Isaac and Rebecca (The Gospel in Genesis Part 2)

I spoke to the prophets, gave them many visions, and told parables through them. Hosea 12:10

Then Abraham returned to his servants and they set off together for Beersheba. And Abraham stayed in Beersheba (Gen. 22:19). Students have puzzled over this verse. Abraham had told his servants that he and Isaac would return to them (v.5), and the Lord had provided a substitute offering sparing Isaac (v.13) so why doesn’t the verse read “Abraham and Isaac returned to their servants… “? The answer is hidden in plain sight in chapter 24 when Isaac re-appears and completes the story of the Gospel in Genesis.

In Gen. 24:1 we read that Abraham was now old and well advanced in years and the Lord had blessed him in every way. Sarah had died and Abraham had buried her in Hebron (Gen. 23) so he sent the chief servant in his household to the home of his relatives to choose a wife for Isaac, traditionally a mother’s privilege. Abraham instructed him that he was not to get Isaac a bride from the Canaanites, nor was he to take Isaac back to his homeland. If the woman he chose refused to come, then the servant was released from his duty (Gen. 24:1-9).

Will You Marry Him?

The servant packed 10 camels with gifts and set out for the town of Nahor, Abraham’s brother. On the way he devised a plan that he asked the Lord to bless as he was arriving at the well outside town. The deal was that if he asked a girl for a drink and she offered to help water his camels as well, she would be the one the Lord had selected for Isaac. Now drawing enough water for 10 camels is no small task so this would be a real sign. Before he had finished praying, Rebekah came along and when he asked her for a drink she agreed and offered to water his camels as well. The servant confirmed that she was from the family of Nahor (she was his grand daughter) gave her a gift, and asked to spend the night with them

Upon arriving at her family home, the servant told his story and formally asked for Rebekah on behalf of Isaac. They gave their permission but when the servant insisted that they leave immediately said the final decision was hers. With out hesitation she agreed to go and they set off (Gen. 24:10-61).

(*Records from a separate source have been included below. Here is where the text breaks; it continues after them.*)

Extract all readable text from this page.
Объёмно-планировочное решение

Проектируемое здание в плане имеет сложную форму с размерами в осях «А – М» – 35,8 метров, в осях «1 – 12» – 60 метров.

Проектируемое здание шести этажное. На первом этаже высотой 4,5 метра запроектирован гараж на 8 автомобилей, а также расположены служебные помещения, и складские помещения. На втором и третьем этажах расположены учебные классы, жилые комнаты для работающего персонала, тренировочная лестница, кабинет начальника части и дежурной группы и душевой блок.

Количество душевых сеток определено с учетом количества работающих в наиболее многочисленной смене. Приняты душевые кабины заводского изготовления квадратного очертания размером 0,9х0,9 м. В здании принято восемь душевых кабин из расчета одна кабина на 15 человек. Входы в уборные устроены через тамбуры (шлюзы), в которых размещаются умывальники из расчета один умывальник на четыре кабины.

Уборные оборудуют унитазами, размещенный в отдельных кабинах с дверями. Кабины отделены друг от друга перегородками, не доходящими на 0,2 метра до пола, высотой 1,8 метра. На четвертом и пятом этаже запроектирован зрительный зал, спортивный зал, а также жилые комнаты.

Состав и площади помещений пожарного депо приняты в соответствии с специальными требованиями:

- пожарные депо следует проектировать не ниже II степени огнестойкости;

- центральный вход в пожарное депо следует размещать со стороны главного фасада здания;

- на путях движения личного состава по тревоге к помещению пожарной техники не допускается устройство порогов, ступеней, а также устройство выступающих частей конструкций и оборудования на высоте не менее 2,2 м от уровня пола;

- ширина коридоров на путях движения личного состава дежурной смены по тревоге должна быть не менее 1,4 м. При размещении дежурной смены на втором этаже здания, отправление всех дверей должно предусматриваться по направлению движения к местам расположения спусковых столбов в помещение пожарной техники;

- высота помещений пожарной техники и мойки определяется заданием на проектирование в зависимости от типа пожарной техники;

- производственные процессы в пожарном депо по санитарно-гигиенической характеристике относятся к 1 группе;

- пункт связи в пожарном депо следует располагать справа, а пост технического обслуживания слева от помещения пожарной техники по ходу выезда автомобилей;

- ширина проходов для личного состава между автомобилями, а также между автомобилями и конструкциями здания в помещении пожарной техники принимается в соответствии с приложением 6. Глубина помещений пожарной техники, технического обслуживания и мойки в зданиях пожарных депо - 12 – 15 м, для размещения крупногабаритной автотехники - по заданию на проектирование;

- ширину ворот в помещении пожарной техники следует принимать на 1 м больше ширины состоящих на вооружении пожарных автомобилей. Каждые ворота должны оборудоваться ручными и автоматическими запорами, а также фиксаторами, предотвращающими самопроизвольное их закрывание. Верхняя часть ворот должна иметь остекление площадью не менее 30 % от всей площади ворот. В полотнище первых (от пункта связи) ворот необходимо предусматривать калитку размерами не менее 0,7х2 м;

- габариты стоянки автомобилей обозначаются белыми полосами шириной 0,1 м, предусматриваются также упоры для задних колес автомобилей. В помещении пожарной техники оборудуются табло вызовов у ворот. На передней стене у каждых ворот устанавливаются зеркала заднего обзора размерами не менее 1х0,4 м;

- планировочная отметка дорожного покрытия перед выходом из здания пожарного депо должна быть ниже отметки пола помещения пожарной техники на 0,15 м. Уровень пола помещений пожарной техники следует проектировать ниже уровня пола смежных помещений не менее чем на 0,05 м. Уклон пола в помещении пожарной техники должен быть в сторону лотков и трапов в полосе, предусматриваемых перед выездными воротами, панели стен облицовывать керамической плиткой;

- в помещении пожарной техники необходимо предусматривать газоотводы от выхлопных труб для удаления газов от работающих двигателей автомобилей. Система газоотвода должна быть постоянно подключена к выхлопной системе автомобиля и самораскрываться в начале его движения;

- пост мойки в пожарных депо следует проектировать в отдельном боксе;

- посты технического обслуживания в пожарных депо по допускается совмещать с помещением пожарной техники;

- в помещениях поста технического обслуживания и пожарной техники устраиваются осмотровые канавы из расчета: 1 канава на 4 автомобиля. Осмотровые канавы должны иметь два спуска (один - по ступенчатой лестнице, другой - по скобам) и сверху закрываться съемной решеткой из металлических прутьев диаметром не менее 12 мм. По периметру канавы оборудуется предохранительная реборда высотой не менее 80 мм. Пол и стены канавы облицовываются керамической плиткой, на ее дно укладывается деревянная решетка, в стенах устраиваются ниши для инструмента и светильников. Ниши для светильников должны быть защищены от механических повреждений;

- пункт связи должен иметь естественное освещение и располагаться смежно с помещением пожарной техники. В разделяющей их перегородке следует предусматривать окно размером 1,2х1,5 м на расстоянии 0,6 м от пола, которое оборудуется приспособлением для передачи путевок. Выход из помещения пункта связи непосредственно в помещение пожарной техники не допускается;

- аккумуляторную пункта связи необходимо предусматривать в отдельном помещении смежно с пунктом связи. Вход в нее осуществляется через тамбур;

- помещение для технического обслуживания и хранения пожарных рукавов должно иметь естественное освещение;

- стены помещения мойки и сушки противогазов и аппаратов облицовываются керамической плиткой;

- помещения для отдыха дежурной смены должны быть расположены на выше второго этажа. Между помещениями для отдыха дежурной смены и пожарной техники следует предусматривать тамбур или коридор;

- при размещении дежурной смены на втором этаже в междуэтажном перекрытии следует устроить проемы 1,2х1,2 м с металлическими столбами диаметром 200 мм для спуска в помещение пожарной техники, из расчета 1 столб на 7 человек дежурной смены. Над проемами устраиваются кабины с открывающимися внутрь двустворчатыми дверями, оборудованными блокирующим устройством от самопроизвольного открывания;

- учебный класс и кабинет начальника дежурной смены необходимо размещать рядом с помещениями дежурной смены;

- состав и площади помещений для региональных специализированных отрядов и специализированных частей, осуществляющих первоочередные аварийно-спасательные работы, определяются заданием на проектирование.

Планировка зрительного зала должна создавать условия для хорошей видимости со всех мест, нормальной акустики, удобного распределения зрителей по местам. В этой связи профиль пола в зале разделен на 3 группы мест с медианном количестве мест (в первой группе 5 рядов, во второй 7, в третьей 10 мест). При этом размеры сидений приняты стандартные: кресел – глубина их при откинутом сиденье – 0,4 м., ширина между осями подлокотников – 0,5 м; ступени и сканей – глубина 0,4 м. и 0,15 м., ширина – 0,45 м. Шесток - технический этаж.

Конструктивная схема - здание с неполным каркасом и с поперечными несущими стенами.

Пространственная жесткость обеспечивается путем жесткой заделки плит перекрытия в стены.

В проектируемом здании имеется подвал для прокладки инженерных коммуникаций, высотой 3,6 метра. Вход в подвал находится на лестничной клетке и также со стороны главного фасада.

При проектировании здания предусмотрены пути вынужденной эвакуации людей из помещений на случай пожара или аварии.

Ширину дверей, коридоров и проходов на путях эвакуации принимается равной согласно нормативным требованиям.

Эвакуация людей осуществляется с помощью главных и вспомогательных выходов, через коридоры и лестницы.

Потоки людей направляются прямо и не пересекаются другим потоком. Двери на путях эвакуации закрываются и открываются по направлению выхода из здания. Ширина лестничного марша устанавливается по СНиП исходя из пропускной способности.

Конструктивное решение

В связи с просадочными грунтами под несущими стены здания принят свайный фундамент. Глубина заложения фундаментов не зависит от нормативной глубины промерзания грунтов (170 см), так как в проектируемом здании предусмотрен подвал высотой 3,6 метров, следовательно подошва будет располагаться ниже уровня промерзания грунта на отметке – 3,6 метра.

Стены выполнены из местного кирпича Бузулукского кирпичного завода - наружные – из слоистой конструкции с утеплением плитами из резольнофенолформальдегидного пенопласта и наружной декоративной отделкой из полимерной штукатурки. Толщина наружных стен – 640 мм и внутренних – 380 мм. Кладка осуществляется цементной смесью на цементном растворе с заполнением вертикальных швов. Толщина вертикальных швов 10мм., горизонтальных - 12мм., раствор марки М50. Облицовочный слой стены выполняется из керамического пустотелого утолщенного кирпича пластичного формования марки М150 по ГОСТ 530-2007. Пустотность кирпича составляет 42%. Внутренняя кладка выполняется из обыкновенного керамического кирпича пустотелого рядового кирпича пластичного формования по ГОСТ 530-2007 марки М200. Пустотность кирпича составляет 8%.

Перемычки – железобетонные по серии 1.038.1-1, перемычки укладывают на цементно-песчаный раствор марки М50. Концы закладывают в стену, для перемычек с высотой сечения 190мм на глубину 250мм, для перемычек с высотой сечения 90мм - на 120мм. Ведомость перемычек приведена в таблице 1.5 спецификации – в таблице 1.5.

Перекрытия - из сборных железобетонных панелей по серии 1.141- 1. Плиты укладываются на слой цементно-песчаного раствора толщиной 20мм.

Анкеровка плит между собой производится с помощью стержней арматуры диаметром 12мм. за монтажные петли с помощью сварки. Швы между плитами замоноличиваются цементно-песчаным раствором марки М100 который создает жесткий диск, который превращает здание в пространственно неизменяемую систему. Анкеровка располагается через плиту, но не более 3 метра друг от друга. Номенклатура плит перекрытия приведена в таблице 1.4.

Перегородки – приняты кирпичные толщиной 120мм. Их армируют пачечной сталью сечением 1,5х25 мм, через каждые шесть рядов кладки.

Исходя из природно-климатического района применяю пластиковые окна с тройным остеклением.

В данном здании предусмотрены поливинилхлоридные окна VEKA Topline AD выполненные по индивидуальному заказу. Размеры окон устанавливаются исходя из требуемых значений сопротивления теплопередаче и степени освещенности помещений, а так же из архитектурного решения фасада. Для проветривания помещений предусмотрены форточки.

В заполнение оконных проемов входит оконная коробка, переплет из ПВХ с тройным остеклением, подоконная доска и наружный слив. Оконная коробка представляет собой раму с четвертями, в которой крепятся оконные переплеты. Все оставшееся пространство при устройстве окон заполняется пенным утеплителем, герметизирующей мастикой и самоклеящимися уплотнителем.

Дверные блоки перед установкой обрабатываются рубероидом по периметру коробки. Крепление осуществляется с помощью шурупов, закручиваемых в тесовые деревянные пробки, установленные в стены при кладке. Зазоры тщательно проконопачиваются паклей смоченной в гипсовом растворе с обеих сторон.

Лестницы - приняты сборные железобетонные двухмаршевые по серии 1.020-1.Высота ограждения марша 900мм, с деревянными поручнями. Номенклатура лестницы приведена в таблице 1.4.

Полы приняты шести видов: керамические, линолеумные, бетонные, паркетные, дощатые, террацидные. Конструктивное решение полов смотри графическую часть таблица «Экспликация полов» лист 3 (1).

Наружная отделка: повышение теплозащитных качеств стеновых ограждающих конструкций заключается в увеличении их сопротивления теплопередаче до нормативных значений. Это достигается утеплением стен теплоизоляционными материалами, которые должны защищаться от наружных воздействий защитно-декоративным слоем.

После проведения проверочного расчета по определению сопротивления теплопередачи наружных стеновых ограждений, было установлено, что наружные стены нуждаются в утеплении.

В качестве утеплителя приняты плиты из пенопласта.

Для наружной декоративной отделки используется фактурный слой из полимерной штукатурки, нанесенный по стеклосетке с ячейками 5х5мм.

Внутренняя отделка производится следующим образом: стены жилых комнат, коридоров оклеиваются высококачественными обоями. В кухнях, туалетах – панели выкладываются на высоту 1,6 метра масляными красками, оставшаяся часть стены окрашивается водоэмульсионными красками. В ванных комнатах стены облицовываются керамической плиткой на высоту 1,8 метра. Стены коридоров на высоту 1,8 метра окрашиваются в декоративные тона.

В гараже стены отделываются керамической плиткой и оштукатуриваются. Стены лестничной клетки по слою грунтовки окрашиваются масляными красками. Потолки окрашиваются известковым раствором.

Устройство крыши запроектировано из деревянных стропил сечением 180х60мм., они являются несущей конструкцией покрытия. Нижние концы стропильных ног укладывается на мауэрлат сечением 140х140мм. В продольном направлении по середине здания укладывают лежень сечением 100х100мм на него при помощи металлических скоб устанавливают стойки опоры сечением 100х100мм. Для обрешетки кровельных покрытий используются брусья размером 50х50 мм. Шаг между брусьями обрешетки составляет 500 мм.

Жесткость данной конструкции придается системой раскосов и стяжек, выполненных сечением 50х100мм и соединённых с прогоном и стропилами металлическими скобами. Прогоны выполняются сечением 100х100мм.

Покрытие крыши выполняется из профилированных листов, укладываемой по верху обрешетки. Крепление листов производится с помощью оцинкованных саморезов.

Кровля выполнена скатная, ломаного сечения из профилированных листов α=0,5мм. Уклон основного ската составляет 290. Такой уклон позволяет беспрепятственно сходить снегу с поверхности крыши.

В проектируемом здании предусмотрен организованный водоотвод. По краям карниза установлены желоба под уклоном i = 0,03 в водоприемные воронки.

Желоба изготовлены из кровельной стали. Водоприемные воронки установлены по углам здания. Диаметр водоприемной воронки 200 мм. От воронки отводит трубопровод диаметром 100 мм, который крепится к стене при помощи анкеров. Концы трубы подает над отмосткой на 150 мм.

Isaac had come in from the desert to Beer Lahai Roi one evening and as he looked up in the distance he saw them coming and went out to meet them. Rebekah spotted him and asked the servant who he was. “He is my master,” the servant replied so she covered herself with a veil as was the custom. Isaac brought her into the tent of his mother Sarah and married her and she brought comfort to Isaac after his mother’s death. (Gen. 24:62-67)

The Well Of Living Water

This is about as good a model of the relationship between the Father, the Son, Israel, and the Church as you’ll find anywhere in scripture. Remember that from the command to offer his only son as a sacrifice, Isaac was as good as dead to Abraham. Three days later Abraham received Isaac back from death when the Lord provided a substitute sacrifice (Gen. 22:4-6, 13 & Hebr. 11:17-19). At this point Isaac disappeared from the story. Abraham returned home with the servants to preside over the death and burial of his beloved Sarah and send an unnamed servant to the land of his family to obtain a bride for Isaac. She is supernaturally identified to the servant, given gifts by him, and must decide immediately to leave her familiar life, embark upon a journey of unknown duration with the servant as her guide to marry a husband she has never seen. Isaac is re-introduced into the story on the occasion of their initial meeting (on a day and hour previously unknown to her) near Beer LaHai Roi where they finally meet face to face and are married. Roughly translated Beer LaHai Roi means well of living water.

I Spoke To The Prophets, Gave Them Many Visions, And Told Parables Through Them (Hosea 12:10)

After God the Father had received His Son back from death, Jesus ascended into heaven and disappeared from Earth. Later the Father presided over the death and burial of His beloved Israel. He also sent an unnamed Servant into the Earth in search of a bride for His Son. This Servant, The Holy Spirit, is called The Comforter by Jesus in John 16:7 KJV but is known by no other name. (Although Abraham’s servant is not named in Gen. 24, a few chapters earlier he is identified as Eliezer a name that roughly translates “God is our comforter” Gen.15:2).

The Holy Spirit seeks out supernaturally identified people (He knew us before the foundation of the Earth was laid) asking us to become the Bride of Christ, investing us with gifts when we agree (Ephe. 1:13-14 and 1 Cor. 12:7-11). We must decide immediately to leave our familiar life, and embark upon a spiritual journey of unknown duration with the comforter as our guide to marry a husband we have never seen. On a day and hour previously unknown to us our Betrothed will come out to meet us (1 Thes. 4:16-17), The Holy Spirit will usher us into the presence of the true Well of Living Water, and upon meeting Him face to face for the first time we will wed. And now you know the adult version.